Through a very clever style of wood inlaying known as intarsia, de Montefeltro's designer Baccio Pontelli succeeded in showcasing practically every facet of the duke's personality and vast range of interests in a creatively personal manner. The Metropolitan Museum of Art describes the technique as using "thousands of tiny pieces of different kinds of wood to create the illusion of walls lined with cupboards. Their lattice doors are open, revealing a dazzling array of the accoutrements of the duke's life" ("Studiolo").
At the core of this technique is the use of the illusionistic perspective-an interesting contrast or, some say, complement to the humanistic realism that was prevalent in Renaissance art. The art of illusion, or trompe l'oeil (French for "fool the eye"), presents a scene in order to fool the viewer into mistaking it for reality ("The Illusion"). The pictorial images on the wood panels of the studiolo look three-dimensional, obviously designed to make the viewer think that what he is seeing is real.
As a patron of the arts, de Montefeltro would have belonged to that class of people in Renaissance Italy who could afford to have special works commissioned by expensive artists. Having the studiolo done by a top-calibre craftman showed his prominent stature in society.

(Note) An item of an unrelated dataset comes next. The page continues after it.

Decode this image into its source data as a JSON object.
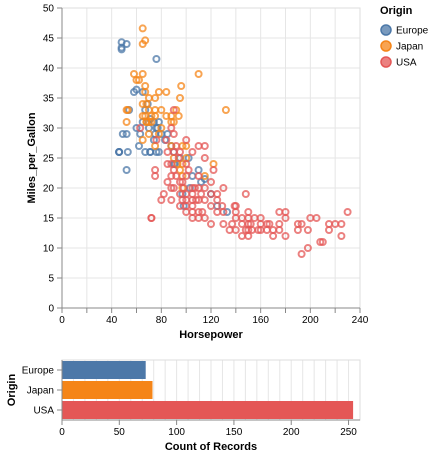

The tiny room's contents further exhibited his passion for the liberal arts-literature, music, mathematics, astronomy and the military arts-
which, more often than not, were the domain of the learned uppercrust in 15th to 16th century Europe.
His love for learning was evident by the 30 or so books showcased in the cabinets. The presence of citterns, lutes, and harps showed that he probably preferred delicate music, such as medieval chansons and types of Baroque music. Hanging from a hook on the top shelf of one of the panels is an armillary sphere, an astronomical instrument used in the fifteenth century for teaching elementary astronomy ("Studiolo"). One of the most interesting items on display was an octagonal bird cage that is seen through a half-open cabinet, and in it is perched a parakeet and its seed box. Since such exotic birds and animals could only be owned by royalty and other wealthy citizens, one can conclude that the duke was truly a person of great importance during his time. The parakeet, it seems, was a status symbol.